Inflation rose 3.1 per cent in the year to March but salaries climbed just 2.4 per cent, according to the Employment Cost Index. In the final three months of 2004, real wages fell by 0.9 per cent.
The last time salaries fell this steeply was at the start of 1991, when real wages declined by 1.1 per cent.
Bob Herbert has more.
Over all, only workers 55 and up have done reasonably well over the past few years. "Younger workers," said Andrew Sum, [director of the Center for Labor Market Studies at Northeastern University in Boston], "have just been crushed."
Whatever the politicians and the business-booster types may be saying, the simple truth is that there are not nearly enough jobs available for the many millions of out-of-work or underworked men and women who need them. The wages of those who are employed are not even keeping up with inflation.
Workers have been so cowed by an environment in which they are so obviously dispensable that they have been afraid to ask for the raises they deserve, or for their share of the money derived from the remarkable increases in worker productivity over the past few years. And from one coast to the other, workers have swallowed draconian cuts in benefits with scarcely a whimper.

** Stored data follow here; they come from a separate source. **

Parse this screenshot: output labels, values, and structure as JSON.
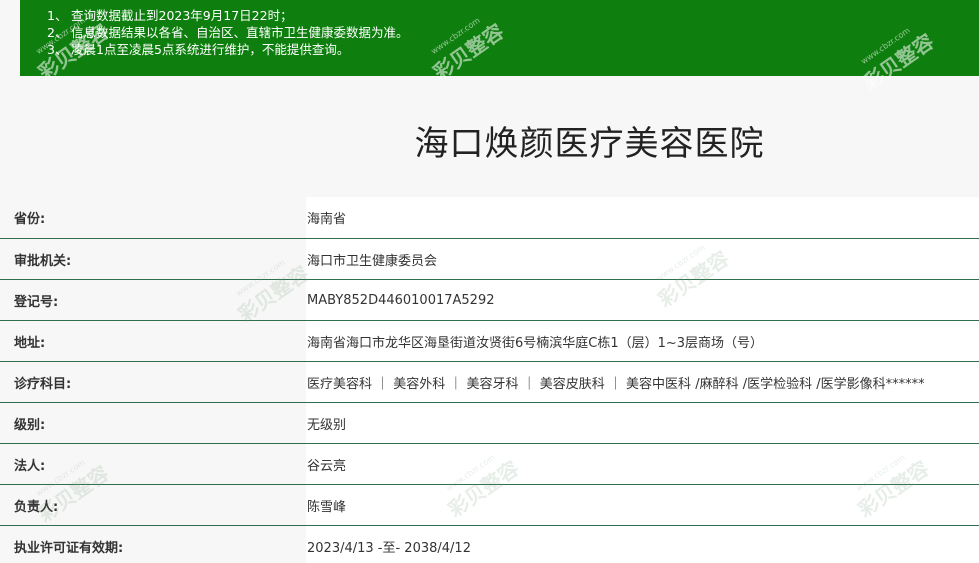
{
  "notice": {
    "lines": [
      {
        "num": "1、",
        "text": "查询数据截止到2023年9月17日22时；"
      },
      {
        "num": "2、",
        "text": "信息数据结果以各省、自治区、直辖市卫生健康委数据为准。"
      },
      {
        "num": "3、",
        "text": "凌晨1点至凌晨5点系统进行维护，不能提供查询。"
      }
    ]
  },
  "title": "海口焕颜医疗美容医院",
  "info": {
    "rows": [
      {
        "label": "省份:",
        "value": "海南省"
      },
      {
        "label": "审批机关:",
        "value": "海口市卫生健康委员会"
      },
      {
        "label": "登记号:",
        "value": "MABY852D446010017A5292"
      },
      {
        "label": "地址:",
        "value": "海南省海口市龙华区海垦街道汝贤街6号楠滨华庭C栋1（层）1~3层商场（号）"
      },
      {
        "label": "诊疗科目:",
        "value": "医疗美容科 ｜ 美容外科 ｜ 美容牙科 ｜ 美容皮肤科 ｜ 美容中医科 /麻醉科 /医学检验科 /医学影像科******"
      },
      {
        "label": "级别:",
        "value": "无级别"
      },
      {
        "label": "法人:",
        "value": "谷云亮"
      },
      {
        "label": "负责人:",
        "value": "陈雪峰"
      },
      {
        "label": "执业许可证有效期:",
        "value": "2023/4/13 -至- 2038/4/12"
      }
    ]
  },
  "watermark": {
    "text": "彩贝整容",
    "url": "www.cbzr.com"
  },
  "colors": {
    "banner": "#0e7f0e",
    "divider": "#2f6e4f"
  }
}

I dunno. My guess, which along with four bucks will get you a nice venti mocha, is that a real wages decline is due to a preponderance of these new jobs being entry-level. A couple hundred thousand WalMart jobs is definitely gonna skew the average. And if the majority of those jobs are going to seniors instead of teenagers (who are the only people who should be stuck in an entry-level job), that is not a recipe for long-term success.
Regardless, one good month in the face of multiple world events (which artificially skew things like job and stock markets) is cause for cautious optimism, not hysterical jubilation. The numbers take a little time to sort out. A good month is just that -- a good month, and absent real analysis, should be taken as such.
But I suppose that would detract from the constant cheerleading.
Something I've been wondering about regarding the SS re-indexing proposals; is it still a valid proposition that average wages are going up more than costs? While the re-indexing proposal initially appears to be a progressive measure, has anyone looked at its potential to be a very regressive measure given recent wage trends?